Can some one show me how to do multiplication over gf(16) step by step
I found this example online, http://userpages.umbc.edu/~rcampbel/Math413Spr05/Notes/12-13_Finite_Fields.html#An_Example. An Example:
$x^4 = x+1$
$x^5 = x^2+x$
$(x^2+x+1) (x^3+x^2+1)$ $= x^5 + 2x^4 + 2x^3 + 2x^2 + x + 1$ $= x^2 + 1$
I know $x^4 = x+1$, because $x^4 mod (x^4 + x + 1)$, but how does $x^5 = x^2+x$?
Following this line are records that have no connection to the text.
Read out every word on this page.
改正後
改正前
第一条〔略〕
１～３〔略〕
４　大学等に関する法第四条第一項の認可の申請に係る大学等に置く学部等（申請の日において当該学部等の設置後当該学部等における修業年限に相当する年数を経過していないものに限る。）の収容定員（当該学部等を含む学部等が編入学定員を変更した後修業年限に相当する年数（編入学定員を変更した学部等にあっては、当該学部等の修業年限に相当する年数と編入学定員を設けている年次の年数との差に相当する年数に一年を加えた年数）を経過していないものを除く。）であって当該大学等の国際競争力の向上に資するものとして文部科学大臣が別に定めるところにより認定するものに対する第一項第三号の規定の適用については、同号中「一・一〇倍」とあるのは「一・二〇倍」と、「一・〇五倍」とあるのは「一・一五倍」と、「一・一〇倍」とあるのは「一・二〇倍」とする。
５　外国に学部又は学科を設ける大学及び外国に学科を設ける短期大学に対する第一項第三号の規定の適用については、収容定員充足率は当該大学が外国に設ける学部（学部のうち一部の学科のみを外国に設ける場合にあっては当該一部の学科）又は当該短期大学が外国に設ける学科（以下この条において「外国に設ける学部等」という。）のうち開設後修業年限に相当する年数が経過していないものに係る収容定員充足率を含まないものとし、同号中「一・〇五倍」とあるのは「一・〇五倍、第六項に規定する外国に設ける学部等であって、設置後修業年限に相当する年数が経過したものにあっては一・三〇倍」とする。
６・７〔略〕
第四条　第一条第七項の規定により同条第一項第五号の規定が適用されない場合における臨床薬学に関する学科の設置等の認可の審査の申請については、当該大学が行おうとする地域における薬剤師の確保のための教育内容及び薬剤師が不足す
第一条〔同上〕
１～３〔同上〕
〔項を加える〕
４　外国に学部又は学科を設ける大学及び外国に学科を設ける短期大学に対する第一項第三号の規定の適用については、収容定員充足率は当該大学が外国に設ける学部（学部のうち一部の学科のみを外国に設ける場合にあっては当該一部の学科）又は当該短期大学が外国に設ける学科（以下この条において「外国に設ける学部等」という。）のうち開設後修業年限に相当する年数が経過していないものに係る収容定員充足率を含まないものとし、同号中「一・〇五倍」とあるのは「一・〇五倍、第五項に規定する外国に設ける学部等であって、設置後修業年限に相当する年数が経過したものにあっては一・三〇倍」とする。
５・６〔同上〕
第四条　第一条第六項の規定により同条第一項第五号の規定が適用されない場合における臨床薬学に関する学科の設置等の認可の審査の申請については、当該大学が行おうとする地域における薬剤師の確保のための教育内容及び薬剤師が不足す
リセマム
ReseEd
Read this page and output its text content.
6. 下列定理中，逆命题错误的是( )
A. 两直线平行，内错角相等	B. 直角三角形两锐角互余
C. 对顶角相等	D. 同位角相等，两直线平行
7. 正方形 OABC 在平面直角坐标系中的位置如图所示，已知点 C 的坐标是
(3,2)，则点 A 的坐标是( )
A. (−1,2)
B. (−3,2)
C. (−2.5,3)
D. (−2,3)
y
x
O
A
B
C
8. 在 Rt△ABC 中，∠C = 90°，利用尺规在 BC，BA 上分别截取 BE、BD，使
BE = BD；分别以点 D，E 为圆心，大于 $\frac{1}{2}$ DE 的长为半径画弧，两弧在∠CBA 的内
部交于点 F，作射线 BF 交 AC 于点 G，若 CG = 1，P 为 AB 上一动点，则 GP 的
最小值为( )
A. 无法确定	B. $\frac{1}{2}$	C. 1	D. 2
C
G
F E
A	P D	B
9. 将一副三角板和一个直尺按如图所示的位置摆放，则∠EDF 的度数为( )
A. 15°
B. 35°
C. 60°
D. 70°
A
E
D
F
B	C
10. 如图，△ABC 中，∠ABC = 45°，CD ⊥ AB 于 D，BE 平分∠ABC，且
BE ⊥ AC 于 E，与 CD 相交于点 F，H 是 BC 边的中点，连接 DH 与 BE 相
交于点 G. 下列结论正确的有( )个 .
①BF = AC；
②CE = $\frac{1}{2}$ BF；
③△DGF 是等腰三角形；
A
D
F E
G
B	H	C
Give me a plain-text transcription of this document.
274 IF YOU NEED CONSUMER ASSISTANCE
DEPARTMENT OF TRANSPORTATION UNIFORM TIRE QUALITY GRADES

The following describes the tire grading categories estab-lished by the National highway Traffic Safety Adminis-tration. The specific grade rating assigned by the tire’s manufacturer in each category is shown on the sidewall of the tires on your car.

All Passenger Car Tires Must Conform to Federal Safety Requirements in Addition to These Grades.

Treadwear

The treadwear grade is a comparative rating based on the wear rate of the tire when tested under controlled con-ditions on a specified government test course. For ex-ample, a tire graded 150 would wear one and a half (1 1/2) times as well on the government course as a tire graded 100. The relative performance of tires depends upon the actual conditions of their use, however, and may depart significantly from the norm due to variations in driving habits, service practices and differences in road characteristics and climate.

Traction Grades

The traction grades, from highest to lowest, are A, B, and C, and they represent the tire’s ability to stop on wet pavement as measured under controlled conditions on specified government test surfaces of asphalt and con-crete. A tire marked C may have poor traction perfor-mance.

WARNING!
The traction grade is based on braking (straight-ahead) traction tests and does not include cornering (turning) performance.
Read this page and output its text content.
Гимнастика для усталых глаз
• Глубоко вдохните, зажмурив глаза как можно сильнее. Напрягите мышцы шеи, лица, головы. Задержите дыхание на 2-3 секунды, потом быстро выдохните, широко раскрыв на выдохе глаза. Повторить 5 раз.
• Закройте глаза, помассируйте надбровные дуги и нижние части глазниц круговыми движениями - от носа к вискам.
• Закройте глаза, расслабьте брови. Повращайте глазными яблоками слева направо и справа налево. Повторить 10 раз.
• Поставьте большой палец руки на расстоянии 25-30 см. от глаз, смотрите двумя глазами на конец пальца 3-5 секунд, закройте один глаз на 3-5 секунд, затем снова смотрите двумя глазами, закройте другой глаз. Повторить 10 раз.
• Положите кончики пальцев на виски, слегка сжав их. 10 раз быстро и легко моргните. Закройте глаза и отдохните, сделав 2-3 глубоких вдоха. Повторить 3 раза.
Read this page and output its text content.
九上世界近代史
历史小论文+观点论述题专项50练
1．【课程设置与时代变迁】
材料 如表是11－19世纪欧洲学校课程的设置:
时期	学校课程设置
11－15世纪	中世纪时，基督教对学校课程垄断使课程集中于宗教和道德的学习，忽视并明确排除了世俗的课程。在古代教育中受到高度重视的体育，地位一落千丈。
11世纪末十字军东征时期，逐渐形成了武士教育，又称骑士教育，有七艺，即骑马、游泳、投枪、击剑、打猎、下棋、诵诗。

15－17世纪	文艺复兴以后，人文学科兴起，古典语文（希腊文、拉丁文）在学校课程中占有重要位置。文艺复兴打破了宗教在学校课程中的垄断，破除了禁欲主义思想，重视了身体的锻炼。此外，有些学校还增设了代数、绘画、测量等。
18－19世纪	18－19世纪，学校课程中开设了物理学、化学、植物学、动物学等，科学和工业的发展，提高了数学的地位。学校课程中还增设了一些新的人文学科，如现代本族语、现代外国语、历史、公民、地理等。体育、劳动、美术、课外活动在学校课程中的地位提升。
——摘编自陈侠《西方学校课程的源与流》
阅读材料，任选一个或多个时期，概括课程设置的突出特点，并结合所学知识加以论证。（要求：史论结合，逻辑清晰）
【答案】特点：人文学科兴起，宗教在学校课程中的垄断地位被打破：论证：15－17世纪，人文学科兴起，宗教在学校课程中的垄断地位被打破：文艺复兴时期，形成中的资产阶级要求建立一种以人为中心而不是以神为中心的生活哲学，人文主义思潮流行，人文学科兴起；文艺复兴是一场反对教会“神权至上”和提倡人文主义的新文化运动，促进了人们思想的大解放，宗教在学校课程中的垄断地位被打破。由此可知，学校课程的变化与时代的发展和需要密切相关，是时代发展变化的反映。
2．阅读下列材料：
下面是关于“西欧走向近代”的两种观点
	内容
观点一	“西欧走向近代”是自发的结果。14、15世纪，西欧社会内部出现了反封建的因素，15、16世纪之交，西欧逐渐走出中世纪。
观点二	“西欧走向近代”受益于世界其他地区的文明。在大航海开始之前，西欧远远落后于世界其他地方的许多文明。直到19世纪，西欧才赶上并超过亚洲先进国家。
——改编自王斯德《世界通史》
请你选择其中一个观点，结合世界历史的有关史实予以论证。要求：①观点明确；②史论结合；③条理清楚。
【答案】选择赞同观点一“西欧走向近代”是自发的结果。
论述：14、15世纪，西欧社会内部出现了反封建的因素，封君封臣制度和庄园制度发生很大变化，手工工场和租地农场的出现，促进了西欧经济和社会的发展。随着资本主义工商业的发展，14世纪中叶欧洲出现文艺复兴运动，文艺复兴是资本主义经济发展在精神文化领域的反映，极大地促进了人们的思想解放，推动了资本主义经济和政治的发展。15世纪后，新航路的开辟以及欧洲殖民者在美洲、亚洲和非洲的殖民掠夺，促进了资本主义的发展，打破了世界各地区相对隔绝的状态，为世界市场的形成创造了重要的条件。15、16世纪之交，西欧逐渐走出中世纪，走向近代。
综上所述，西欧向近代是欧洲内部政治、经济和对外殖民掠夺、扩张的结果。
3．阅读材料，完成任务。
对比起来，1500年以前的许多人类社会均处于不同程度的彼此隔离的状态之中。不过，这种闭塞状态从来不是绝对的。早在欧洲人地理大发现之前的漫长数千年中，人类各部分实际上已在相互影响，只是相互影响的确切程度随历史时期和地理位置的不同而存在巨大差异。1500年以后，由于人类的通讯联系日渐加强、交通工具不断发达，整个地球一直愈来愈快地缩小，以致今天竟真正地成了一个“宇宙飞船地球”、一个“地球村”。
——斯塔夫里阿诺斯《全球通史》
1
By distributivity, all you actually In the general casehave to know is how to multiply $1, x,x^2,x^3$ with each other, i.e. express $x^4,x^5,x^6$. In the general case, here is how it goes: \begin{align*} x^4&=\color{red}{x+1} &x^5&=x\cdot x^4=x(x+1)=\color{red}{x^2+x}\\ x^6&=x\cdot x^5=\color{red}{x^3+x^2}&x^7&=x\cdot x^6=x^4+x^3=\color{red}{x^3+x+1} \\ x^8&=(x^4)^2=(x+1)^2=\color{red}{x^2+1}&&\&c. \end{align*}
A better way to do the multiplication (not necessarily more efficient, but a better way to think about it) is by using remainders of polynomial division. So for example, $x^{5} = x(x^{4}+x+1) + x + 1$, and since $x^{4}+x+1 = 0$, $x^{5} = x+1$. You really are looking at polynomials $\bmod{(x^{4}+x+1)}$.